WASHINGTON – The national board of the NAACP voted Friday to dismiss the organization’s president, Cornell William Brooks, after three years’ service, pledging a “systemwide refresh” at the nation’s largest and most storied civil rights group to confront President Donald Trump more vigorously.
Brooks, who said in an interview that he was “baffled” and saddened by the decision, will leave the organization at the end of June when his contract expires. The group will begin searching for a new leader while Leon W. Russell, the chairman of the board, and Derrick Johnson, the vice chairman, head day-to-day operations.
The sudden change at the top of the NAACP shows how the energy of liberal activists in the era of Trump is forcing upheaval even in institutions like a century-old civil rights stalwart. Brooks was hardly reserved in his own activism. He was arrested this year for leading a sit-in at the Alabama office of Sen. Jeff Sessions, trying to block his confirmation as attorney general.
But the board of the NAACP wants a new face of the organization. Both Russell and Johnson said the group needed to more effectively push back against Trump’s stances on issues such as voting rights laws, public education, environmental policy and the criminal justice system. The group, which has been eclipsed in many ways by the more youthful Black Lives Matter movement and the broader “resistance” to Trump, is launching a national listening tour of cities across the nation to get ideas about how it can remain relevant.
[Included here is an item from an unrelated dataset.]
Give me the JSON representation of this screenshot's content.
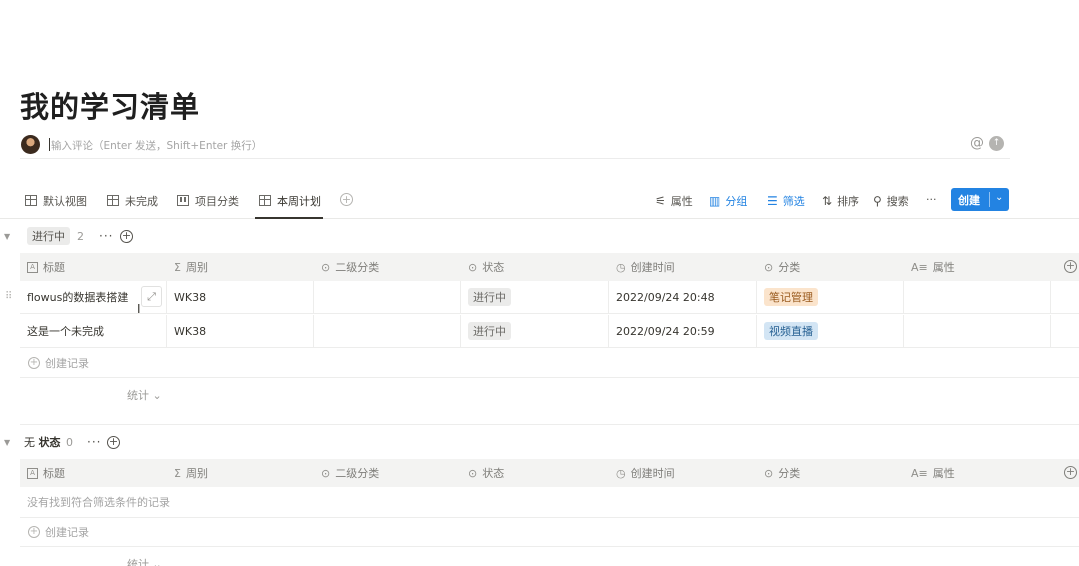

“We are in a transitional moment,” Johnson said. “This is the opportune time to begin to look at all our functions as an association and see, are we the right fit for the current reality?”
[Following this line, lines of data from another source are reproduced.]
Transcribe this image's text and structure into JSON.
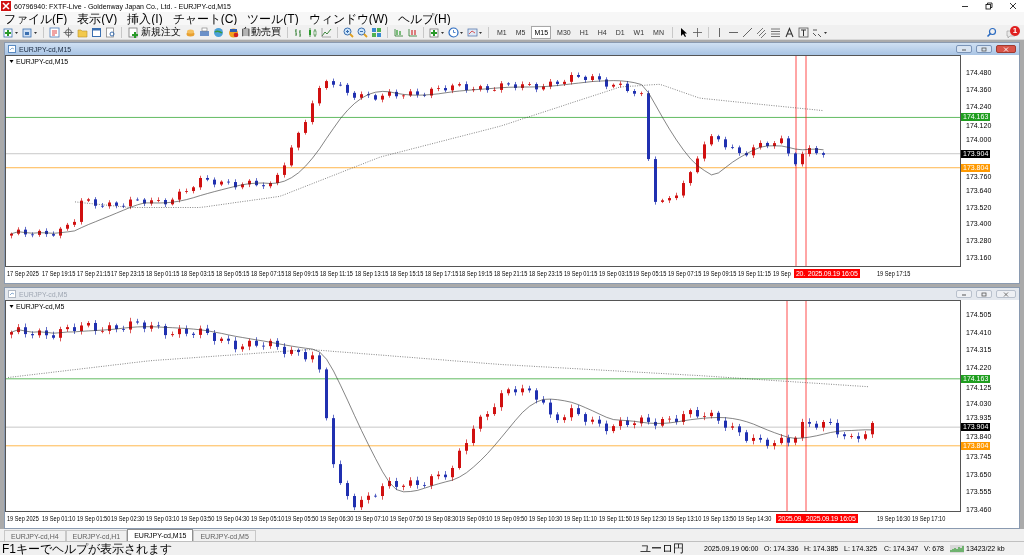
{
  "window": {
    "title": "60796940: FXTF-Live - Goldenway Japan Co., Ltd. - EURJPY-cd,M15"
  },
  "menu": [
    "ファイル(F)",
    "表示(V)",
    "挿入(I)",
    "チャート(C)",
    "ツール(T)",
    "ウィンドウ(W)",
    "ヘルプ(H)"
  ],
  "toolbar": {
    "new_order": "新規注文",
    "auto_trading": "自動売買",
    "notification_badge": "1",
    "timeframes": [
      {
        "label": "M1",
        "selected": false
      },
      {
        "label": "M5",
        "selected": false
      },
      {
        "label": "M15",
        "selected": true
      },
      {
        "label": "M30",
        "selected": false
      },
      {
        "label": "H1",
        "selected": false
      },
      {
        "label": "H4",
        "selected": false
      },
      {
        "label": "D1",
        "selected": false
      },
      {
        "label": "W1",
        "selected": false
      },
      {
        "label": "MN",
        "selected": false
      }
    ]
  },
  "charts": [
    {
      "title": "EURJPY-cd,M15",
      "active": true,
      "label": "EURJPY-cd,M15",
      "price_ticks": [
        "174.480",
        "174.360",
        "174.240",
        "174.120",
        "174.000",
        "173.760",
        "173.640",
        "173.520",
        "173.400",
        "173.280",
        "173.160"
      ],
      "price_tags": [
        {
          "text": "174.163",
          "color": "#1f9e1f"
        },
        {
          "text": "173.904",
          "color": "#000000"
        },
        {
          "text": "173.804",
          "color": "#ff9900"
        }
      ],
      "time_ticks": [
        "17 Sep 2025",
        "17 Sep 19:15",
        "17 Sep 21:15",
        "17 Sep 23:15",
        "18 Sep 01:15",
        "18 Sep 03:15",
        "18 Sep 05:15",
        "18 Sep 07:15",
        "18 Sep 09:15",
        "18 Sep 11:15",
        "18 Sep 13:15",
        "18 Sep 15:15",
        "18 Sep 17:15",
        "18 Sep 19:15",
        "18 Sep 21:15",
        "18 Sep 23:15",
        "19 Sep 01:15",
        "19 Sep 03:15",
        "19 Sep 05:15",
        "19 Sep 07:15",
        "19 Sep 09:15",
        "19 Sep 11:15",
        "19 Sep",
        "19 Sep 17:15"
      ],
      "cursor_labels": [
        "20.",
        "2025.09.19 16:05"
      ]
    },
    {
      "title": "EURJPY-cd,M5",
      "active": false,
      "label": "EURJPY-cd,M5",
      "price_ticks": [
        "174.505",
        "174.410",
        "174.315",
        "174.220",
        "174.125",
        "174.030",
        "173.935",
        "173.840",
        "173.745",
        "173.650",
        "173.555",
        "173.460"
      ],
      "price_tags": [
        {
          "text": "174.163",
          "color": "#1f9e1f"
        },
        {
          "text": "173.904",
          "color": "#000000"
        },
        {
          "text": "173.804",
          "color": "#ff9900"
        }
      ],
      "time_ticks": [
        "19 Sep 2025",
        "19 Sep 01:10",
        "19 Sep 01:50",
        "19 Sep 02:30",
        "19 Sep 03:10",
        "19 Sep 03:50",
        "19 Sep 04:30",
        "19 Sep 05:10",
        "19 Sep 05:50",
        "19 Sep 06:30",
        "19 Sep 07:10",
        "19 Sep 07:50",
        "19 Sep 08:30",
        "19 Sep 09:10",
        "19 Sep 09:50",
        "19 Sep 10:30",
        "19 Sep 11:10",
        "19 Sep 11:50",
        "19 Sep 12:30",
        "19 Sep 13:10",
        "19 Sep 13:50",
        "19 Sep 14:30",
        "19 Sep 16:30",
        "19 Sep 17:10"
      ],
      "cursor_labels": [
        "2025.09.",
        "2025.09.19 16:05"
      ]
    }
  ],
  "tabs": [
    {
      "label": "EURJPY-cd,H4",
      "selected": false
    },
    {
      "label": "EURJPY-cd,H1",
      "selected": false
    },
    {
      "label": "EURJPY-cd,M15",
      "selected": true
    },
    {
      "label": "EURJPY-cd,M5",
      "selected": false
    }
  ],
  "status_bar": {
    "help": "F1キーでヘルプが表示されます",
    "symbol": "ユーロ円",
    "time": "2025.09.19 06:00",
    "open": "O: 174.336",
    "high": "H: 174.385",
    "low": "L: 174.325",
    "close": "C: 174.347",
    "volume": "V: 678",
    "traffic": "13423/22 kb"
  }
}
In the interview Friday afternoon, Brooks said he convened a meeting a few weeks ago to study how the organization could both engage the Trump administration on issues and oppose White House policies that went against the group’s beliefs. He also said that since January, membership has risen by 87 percent and donations are up 200 percent.
“I’m somewhat mystified and disappointed because I love the work,” Brooks said. “Relevance is about authenticity and impact, and we tried to do that. So it’s been a tough ride.”
Kristen Clarke, president and executive director of the Lawyers’ Committee for Civil Rights Under Law, expressed gratitude for Brooks’ “service in the fight for justice, the moral clarity that he has brought to bear on the challenges we face, and the sacrifices that he has made while resisting injustice across the country.”